Dr. Strangelove

Daisy's story is below the poster.

Daisy's second movie with Peter Sellers was a much different experience than she had in The Pink Panther.

In Dr. Strangelove, the director, Stanley Kubrick, was a stickler for planning and details, scripting every single aspect of action and dialogue and shooting scenes over and over and over until he was satisfied. However, he did allow Sellers to improvise many of his lines. That challenged Daisy and the rest of the cast to stay in character and adapt to Sellers' improvisations.

At first, Daisy was confused by Sellers because each of the three characters that he portrayed not only looked completely different, but also sounded different.

Sellers' roles as the President Muffley and Group Captain Mandrake were her favorites because in those scenes there were no sudden movements and his voice was calm and very reassuring; however, his Dr.
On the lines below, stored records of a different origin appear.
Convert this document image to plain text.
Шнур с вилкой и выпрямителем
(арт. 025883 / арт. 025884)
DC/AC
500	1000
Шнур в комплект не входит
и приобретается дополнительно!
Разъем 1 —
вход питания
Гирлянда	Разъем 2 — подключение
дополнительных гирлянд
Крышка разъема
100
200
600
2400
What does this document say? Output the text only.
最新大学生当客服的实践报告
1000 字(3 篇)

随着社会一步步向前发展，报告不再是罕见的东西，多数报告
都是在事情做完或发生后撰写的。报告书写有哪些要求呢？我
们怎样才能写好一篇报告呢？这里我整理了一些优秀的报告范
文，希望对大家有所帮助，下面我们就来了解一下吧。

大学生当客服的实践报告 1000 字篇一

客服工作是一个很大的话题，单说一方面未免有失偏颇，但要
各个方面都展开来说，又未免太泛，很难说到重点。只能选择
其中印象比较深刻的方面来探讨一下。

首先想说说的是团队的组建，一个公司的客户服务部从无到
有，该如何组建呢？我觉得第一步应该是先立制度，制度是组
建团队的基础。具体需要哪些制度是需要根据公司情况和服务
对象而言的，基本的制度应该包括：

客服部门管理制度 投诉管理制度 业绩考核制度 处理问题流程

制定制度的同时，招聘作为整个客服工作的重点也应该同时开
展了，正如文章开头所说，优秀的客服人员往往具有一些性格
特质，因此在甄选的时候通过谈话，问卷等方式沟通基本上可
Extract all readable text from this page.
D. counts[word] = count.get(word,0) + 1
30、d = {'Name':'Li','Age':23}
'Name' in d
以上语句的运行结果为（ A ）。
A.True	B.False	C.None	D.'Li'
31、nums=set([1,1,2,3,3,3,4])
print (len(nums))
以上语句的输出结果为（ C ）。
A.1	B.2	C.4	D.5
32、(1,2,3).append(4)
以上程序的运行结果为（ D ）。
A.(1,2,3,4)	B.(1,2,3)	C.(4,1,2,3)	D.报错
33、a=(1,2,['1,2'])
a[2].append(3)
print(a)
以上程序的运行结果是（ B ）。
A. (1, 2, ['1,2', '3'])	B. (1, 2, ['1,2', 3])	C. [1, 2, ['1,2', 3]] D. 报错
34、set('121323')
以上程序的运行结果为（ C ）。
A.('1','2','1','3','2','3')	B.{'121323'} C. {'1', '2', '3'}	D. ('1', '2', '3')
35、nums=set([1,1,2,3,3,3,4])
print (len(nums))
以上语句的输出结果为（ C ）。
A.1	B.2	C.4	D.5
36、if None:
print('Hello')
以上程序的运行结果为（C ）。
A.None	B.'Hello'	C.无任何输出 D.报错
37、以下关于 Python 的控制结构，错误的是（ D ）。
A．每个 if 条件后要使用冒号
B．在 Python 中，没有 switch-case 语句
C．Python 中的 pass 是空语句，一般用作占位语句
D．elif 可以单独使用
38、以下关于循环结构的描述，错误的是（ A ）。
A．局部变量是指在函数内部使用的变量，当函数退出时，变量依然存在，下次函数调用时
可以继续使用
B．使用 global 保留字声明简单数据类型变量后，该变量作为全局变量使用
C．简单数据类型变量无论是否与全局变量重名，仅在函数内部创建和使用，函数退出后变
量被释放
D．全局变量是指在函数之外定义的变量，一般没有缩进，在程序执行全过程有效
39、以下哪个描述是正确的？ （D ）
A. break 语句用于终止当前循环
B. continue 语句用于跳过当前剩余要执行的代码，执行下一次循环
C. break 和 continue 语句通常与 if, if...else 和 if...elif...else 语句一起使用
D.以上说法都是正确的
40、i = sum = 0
Strangelove was unnerving when his voice began to rise to a maniacal pitch and when that gloved hand began making unexpectedly strange movements of its own.

She was wary of George C. Scott's hyperactive General Turgidson character, but he was nice when not filming. He and Kubrick often played chess between scenes. Sterling Hayden's character General Jack D. Ripper was strange, too. She never did understand his obsession with "essential bodily fluids," and that cigar had an unpleasant stench even though he never lit it.